OneTrainer [Feat]: Add support of multi-GPU parallel training Lora?

Describe your use-case.

So far I haven't found a way to do this in parallel.

What would you like to see as a solution?

I don't know how to implement this feature.

Have you considered alternatives? List them here.

No response

Nov 24 '24 06:11 cciradih

+1

Jan 03 '25 15:01 Pevernow

Duplicate of #69. Pull requests adding multi-gpu support are welcome however.

Feb 16 '25 05:02 O-J1

I might be interested in playing with multi-GPU training, but the costs are prohibitive currently. I'd estimate many hours of 2x A5000 rental initially, and later a limited number of hours of 4-8x A100+ for performance tests.

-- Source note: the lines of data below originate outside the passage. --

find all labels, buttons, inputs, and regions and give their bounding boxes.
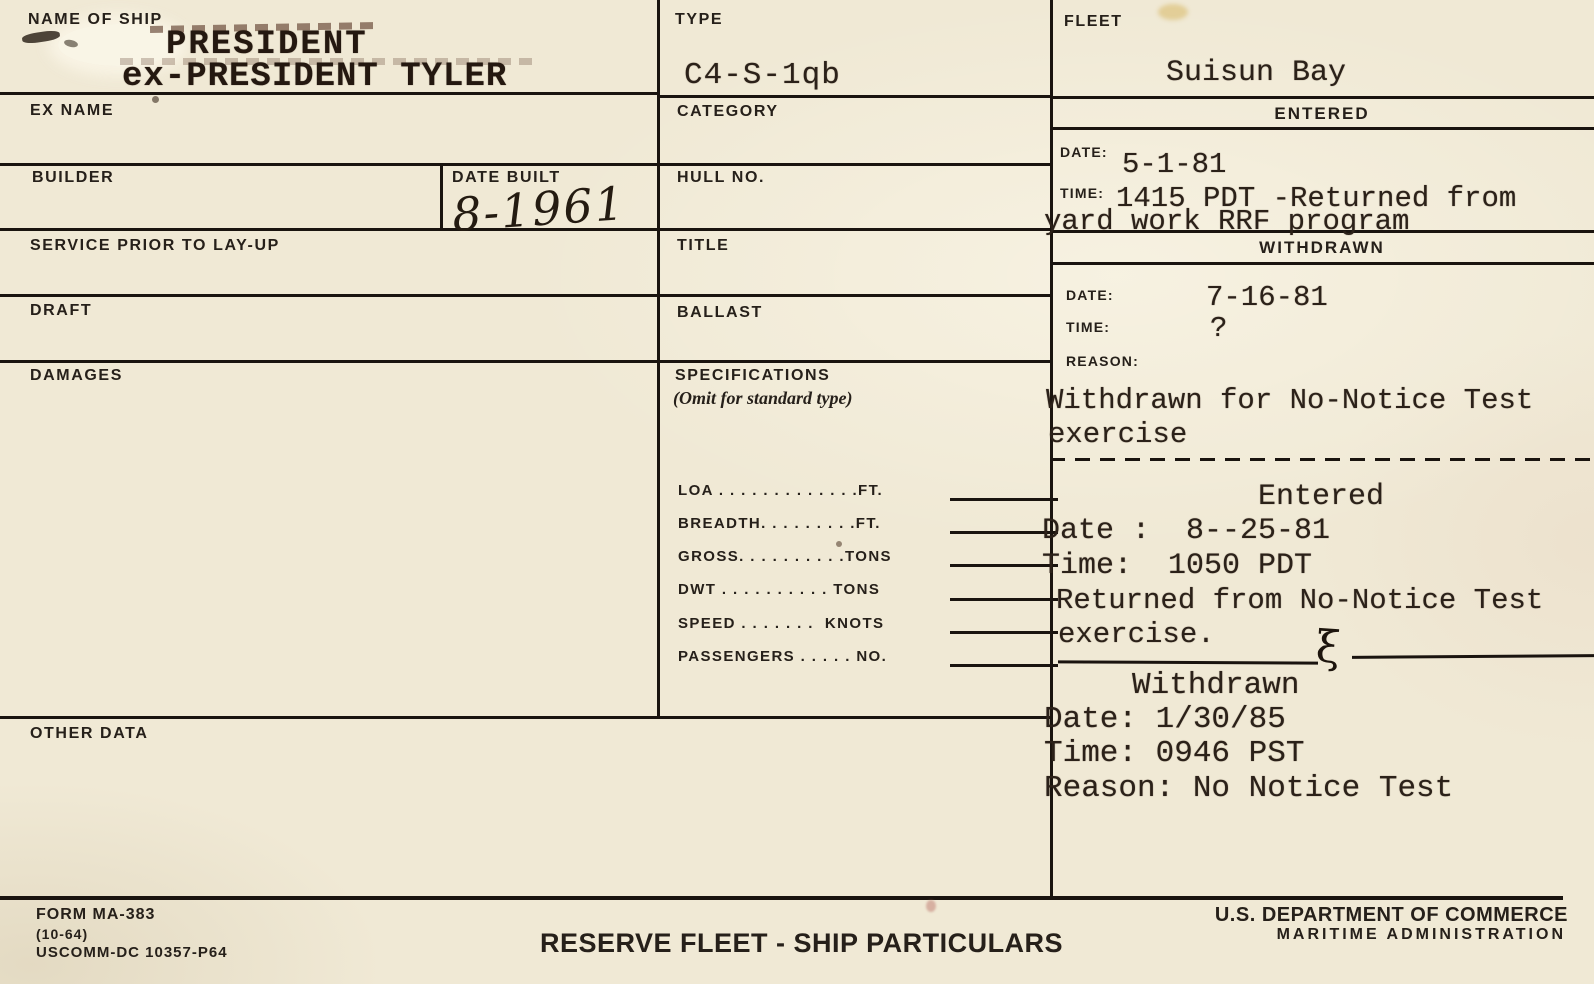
scan-smudge [21,29,60,44]
grid-line [1050,127,1594,130]
spec-speed-label: SPEED . . . . . . . KNOTS [678,615,884,632]
specifications-label: SPECIFICATIONS [675,368,830,384]
withdrawn2-heading: Withdrawn [1132,670,1299,701]
title-label: TITLE [677,238,729,254]
spec-loa-blank [950,498,1058,501]
damages-label: DAMAGES [30,368,123,384]
entered2-time-line: Time: 1050 PDT [1042,551,1312,581]
type-label: TYPE [675,12,723,28]
entered-time-label: TIME: [1060,186,1104,200]
other-data-label: OTHER DATA [30,726,149,742]
withdrawn2-time-line: Time: 0946 PST [1044,738,1304,769]
date-built-value-handwritten: 8-1961 [450,176,627,242]
withdrawn-reason-line2: exercise [1048,420,1187,449]
spec-breadth-label: BREADTH. . . . . . . . .FT. [678,515,881,532]
withdrawn-time-value: ? [1210,314,1227,343]
grid-line [0,294,1050,297]
withdrawn-time-label: TIME: [1066,320,1110,334]
grid-line [0,163,1050,166]
withdrawn-reason-line1: Withdrawn for No-Notice Test [1046,386,1533,415]
grid-line [440,163,443,228]
grid-line [657,95,1050,98]
withdrawn2-date-line: Date: 1/30/85 [1044,704,1286,735]
grid-line [1050,262,1594,265]
draft-label: DRAFT [30,303,92,319]
fleet-label: FLEET [1064,14,1123,30]
spec-dwt-label: DWT . . . . . . . . . . TONS [678,581,880,598]
hull-no-label: HULL NO. [677,170,765,186]
agency-division: MARITIME ADMINISTRATION [1277,926,1566,944]
entered-note-value: yard work RRF program [1044,207,1409,236]
grid-line [0,716,1050,719]
entered2-note-line2: exercise. [1058,620,1215,649]
spec-gross-label: GROSS. . . . . . . . . .TONS [678,548,892,565]
spec-speed-blank [950,631,1058,634]
withdrawn-section-header: WITHDRAWN [1050,238,1594,258]
name-of-ship-label: NAME OF SHIP [28,12,163,28]
specifications-note: (Omit for standard type) [673,388,853,409]
hand-drawn-line [1352,654,1594,659]
type-value: C4-S-1qb [684,60,841,91]
grid-line [0,360,1050,363]
ex-name-label: EX NAME [30,103,114,119]
withdrawn-date-value: 7-16-81 [1206,283,1328,312]
grid-line [1050,96,1594,99]
card-bottom-border [0,896,1563,900]
dashed-separator [1050,458,1594,461]
grid-line [657,0,660,716]
scan-speck [836,541,842,547]
entered-date-label: DATE: [1060,145,1108,159]
builder-label: BUILDER [32,170,114,186]
form-revision: (10-64) [36,926,88,942]
withdrawn-reason-label: REASON: [1066,354,1139,368]
ballast-label: BALLAST [677,305,763,321]
withdrawn2-reason-line: Reason: No Notice Test [1044,773,1453,804]
form-number: FORM MA-383 [36,906,155,924]
entered2-date-line: Date : 8--25-81 [1042,516,1330,546]
card-title: RESERVE FLEET - SHIP PARTICULARS [540,928,1063,959]
entered2-note-line1: Returned from No-Notice Test [1056,586,1543,615]
ship-ex-name-value: ex-PRESIDENT TYLER [122,60,507,94]
entered-section-header: ENTERED [1050,104,1594,124]
scan-stain [926,900,936,912]
fleet-value: Suisun Bay [1166,58,1346,88]
spec-passengers-label: PASSENGERS . . . . . NO. [678,648,887,665]
agency-name: U.S. DEPARTMENT OF COMMERCE [1215,904,1568,927]
withdrawn-date-label: DATE: [1066,288,1114,302]
hand-drawn-line [1058,660,1318,664]
form-code: USCOMM-DC 10357-P64 [36,944,228,961]
entered-date-value: 5-1-81 [1122,150,1226,179]
scan-speck [152,96,159,103]
hand-drawn-brace: ξ [1314,621,1342,674]
spec-passengers-blank [950,664,1058,667]
service-prior-label: SERVICE PRIOR TO LAY-UP [30,238,280,254]
scan-stain [1158,4,1188,20]
category-label: CATEGORY [677,104,779,120]
spec-dwt-blank [950,598,1058,601]
ship-name-value: PRESIDENT [166,28,368,62]
entered2-heading: Entered [1258,482,1384,512]
spec-loa-label: LOA . . . . . . . . . . . . .FT. [678,482,883,499]
ship-particulars-card: ξ NAME OF SHIP PRESIDENT ex-PRESIDENT TY… [0,0,1594,984]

Feel free to delete this comment, if this is considered solicitation. [I'm not interested in multi-GPU dataset preparation through MGDS, only training]

Feb 16 '25 06:02 dxqb

I've looked into this a bit, and torch.distributed seems much more suitable to be integrated into OT codebase than the usual accelerate or torch DDP

Apr 18 '25 19:04 dxqb

https://github.com/Nerogar/OneTrainer/pull/816

Apr 24 '25 19:04 dxqb

A draft implementation is now available. Testers are welcome.

Apr 24 '25 19:04 dxqb